Details Investors Need to Know

  • Potential Price Sensitivity:

    The announcement confirms a mandatory unconditional cash offer is underway. Such offers typically represent an exit opportunity for existing shareholders and can significantly impact share price as investors evaluate the offer terms and the potential change in control of the company.
  • Rectification of Clerical Error:

    While the clarification relates only to the Chinese version of the previous joint announcement and does not affect the English version, it is important for investors who rely on the Chinese version to note the corrected figures. The correction ensures there is no misinformation regarding the offer statistics.
  • Stability of Other Information:

    Except for the above clarification, all other information in the joint announcement remains unchanged, maintaining consistency for shareholders and investors.
  • Due Diligence and Responsibility:

    The boards and beneficial owners have reiterated their commitment to accuracy and thoroughness, indicating comprehensive due diligence has been performed in the preparation of this announcement.

Potential Impact on Share Value

Mandatory unconditional cash offers are typically significant events for listed companies and can result in material changes to share price, especially if the offer price represents a premium (or discount) to the current trading price. Shareholders should closely review the terms of the offer (including the offer price per share and acceptance conditions) and monitor further announcements for updates or changes.

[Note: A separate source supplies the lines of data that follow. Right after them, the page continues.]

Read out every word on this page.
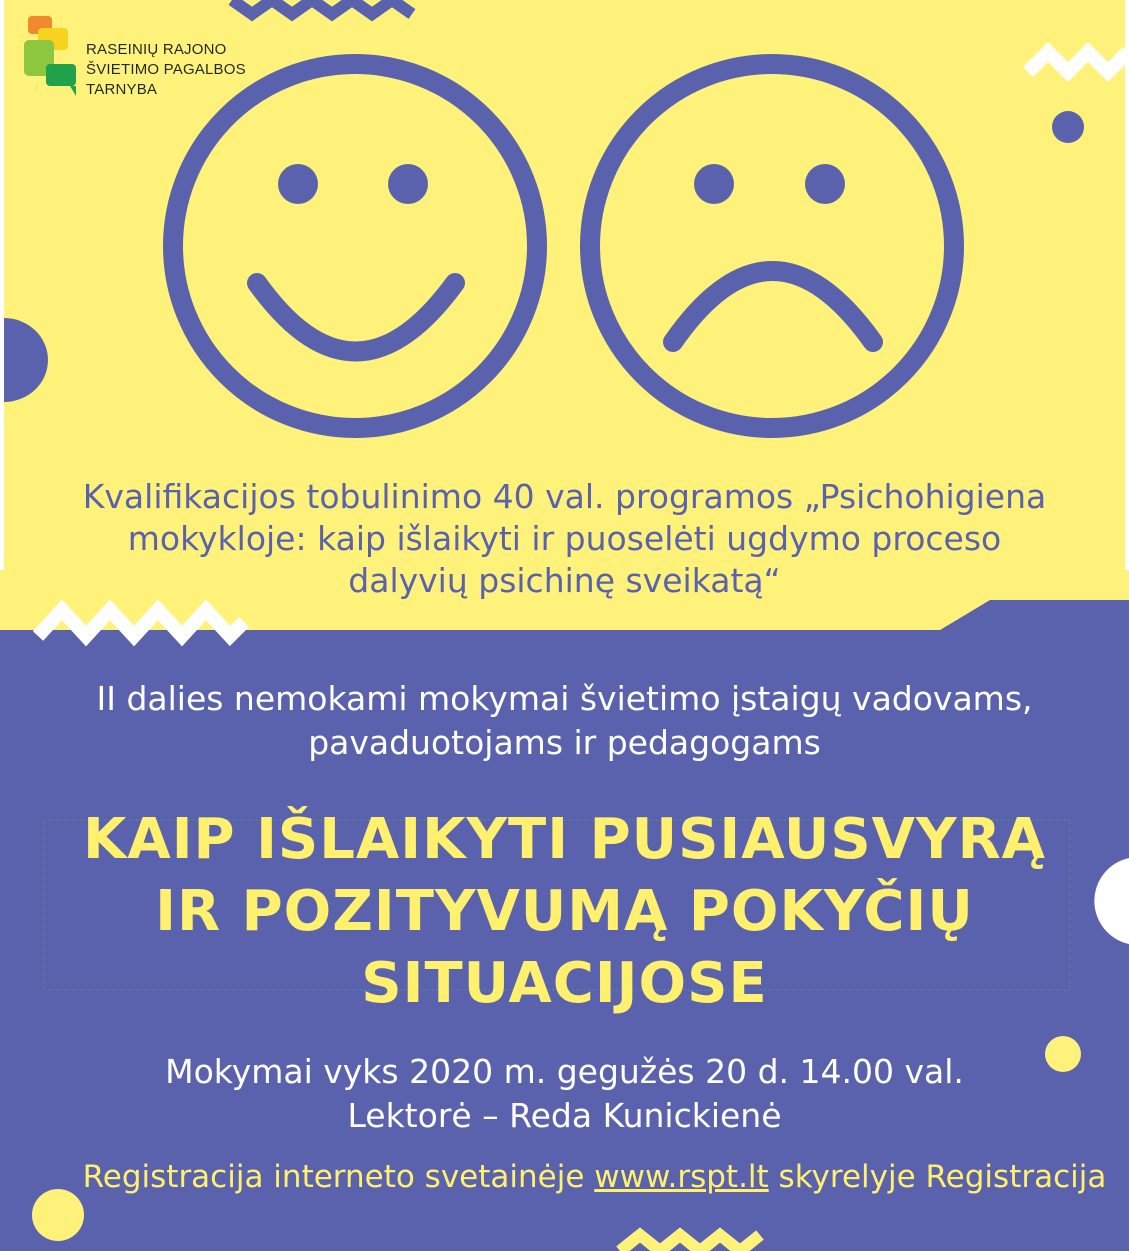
RASEINIŲ RAJONO
ŠVIETIMO PAGALBOS
TARNYBA

Kvalifikacijos tobulinimo 40 val. programos „Psichohigiena
mokykloje: kaip išlaikyti ir puoselėti ugdymo proceso
dalyvių psichinę sveikatą“

II dalies nemokami mokymai švietimo įstaigų vadovams,
pavaduotojams ir pedagogams

KAIP IŠLAIKYTI PUSIAUSVYRĄ
IR POZITYVUMĄ POKYČIŲ
SITUACIJOSE

Mokymai vyks 2020 m. gegužės 20 d. 14.00 val.
Lektorė – Reda Kunickienė

Registracija interneto svetainėje www.rspt.lt skyrelyje Registracija
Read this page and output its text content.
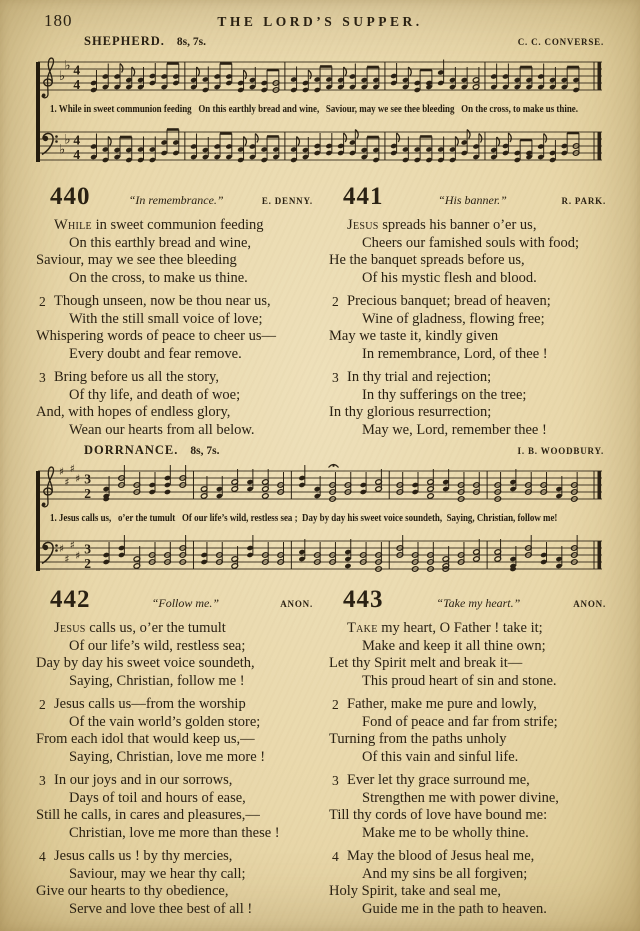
180	THE LORD’S SUPPER.
SHEPHERD. 8s, 7s.	C. C. CONVERSE.
♭
♭ 4
4
1. While in sweet communion feeding   On this earthly bread and wine,   Saviour, may we see thee bleeding   On the cross, to make us thine.
♭
♭ 4
4
440	“In remembrance.”	E. DENNY.

While in sweet communion feeding
On this earthly bread and wine,
Saviour, may we see thee bleeding
On the cross, to make us thine.

2 Though unseen, now be thou near us,
With the still small voice of love;
Whispering words of peace to cheer us—
Every doubt and fear remove.

3 Bring before us all the story,
Of thy life, and death of woe;
And, with hopes of endless glory,
Wean our hearts from all below.

441	“His banner.”	R. PARK.

Jesus spreads his banner o’er us,
Cheers our famished souls with food;
He the banquet spreads before us,
Of his mystic flesh and blood.

2 Precious banquet; bread of heaven;
Wine of gladness, flowing free;
May we taste it, kindly given
In remembrance, Lord, of thee !

3 In thy trial and rejection;
In thy sufferings on the tree;
In thy glorious resurrection;
May we, Lord, remember thee !

DORRNANCE. 8s, 7s.	I. B. WOODBURY.
♯
♯
♯
♯ 3
2
1. Jesus calls us,   o’er the tumult   Of our life’s wild, restless sea ;  Day by day his sweet voice soundeth,  Saying, Christian, follow me!
♯
♯
♯
♯ 3
2
442	“Follow me.”	ANON.

Jesus calls us, o’er the tumult
Of our life’s wild, restless sea;
Day by day his sweet voice soundeth,
Saying, Christian, follow me !

2 Jesus calls us—from the worship
Of the vain world’s golden store;
From each idol that would keep us,—
Saying, Christian, love me more !

3 In our joys and in our sorrows,
Days of toil and hours of ease,
Still he calls, in cares and pleasures,—
Christian, love me more than these !

4 Jesus calls us ! by thy mercies,
Saviour, may we hear thy call;
Give our hearts to thy obedience,
Serve and love thee best of all !

443	“Take my heart.”	ANON.

Take my heart, O Father ! take it;
Make and keep it all thine own;
Let thy Spirit melt and break it—
This proud heart of sin and stone.

2 Father, make me pure and lowly,
Fond of peace and far from strife;
Turning from the paths unholy
Of this vain and sinful life.

3 Ever let thy grace surround me,
Strengthen me with power divine,
Till thy cords of love have bound me:
Make me to be wholly thine.

4 May the blood of Jesus heal me,
And my sins be all forgiven;
Holy Spirit, take and seal me,
Guide me in the path to heaven.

The clarification of a clerical error, while minor, is critical for transparency and ensures shareholders have accurate information, avoiding any confusion that might affect investment decisions.

Directors and Responsible Parties

  • Offeror: Sole Director: Ms. Peng Weizhen; Ultimate Beneficial Owners: Mr. Yao, Ms. Yao, Mr. Chen.
  • Vendor (Selling Party): Ultimate Beneficial Owners: Mr. Low Seah Sun, Ms. Seah Peet Hwah, Mr. Cheang Wye Keong, Mr. Lau Ah Cheng.
  • Company (Rimbaco Group Global Limited): Chairman: Mr. Low Seah Sun; Executive Directors: Mr. Low Seah Sun, Mr. Low Wui Linn, Ms. Seah Peet Hwah, Mr. Cheang Wye Keong, Mr. Lau Ah Cheng; Non-Executive Director: Mr. Tong Kai Tak; Independent Non-Executive Directors: Mr. Ng Kok Seng, Mr. Wong Chi Wai, Ms. Yeo Chew Yen Mary.

Conclusion

This announcement represents a key development for Rimbaco Group Global Limited, with the ongoing mandatory unconditional cash offer likely to impact share price and ownership structure. The clarification provided ensures transparency and continued confidence in the offer process. Shareholders are advised to monitor further updates from the Company and the Offeror.


Disclaimer: This article is for informational purposes only and does not constitute investment advice. Investors should consult their financial advisers and review all official documents and announcements before making any investment decisions. The accuracy of the above summary is based on the official joint announcement. No liability is accepted for any errors or omissions.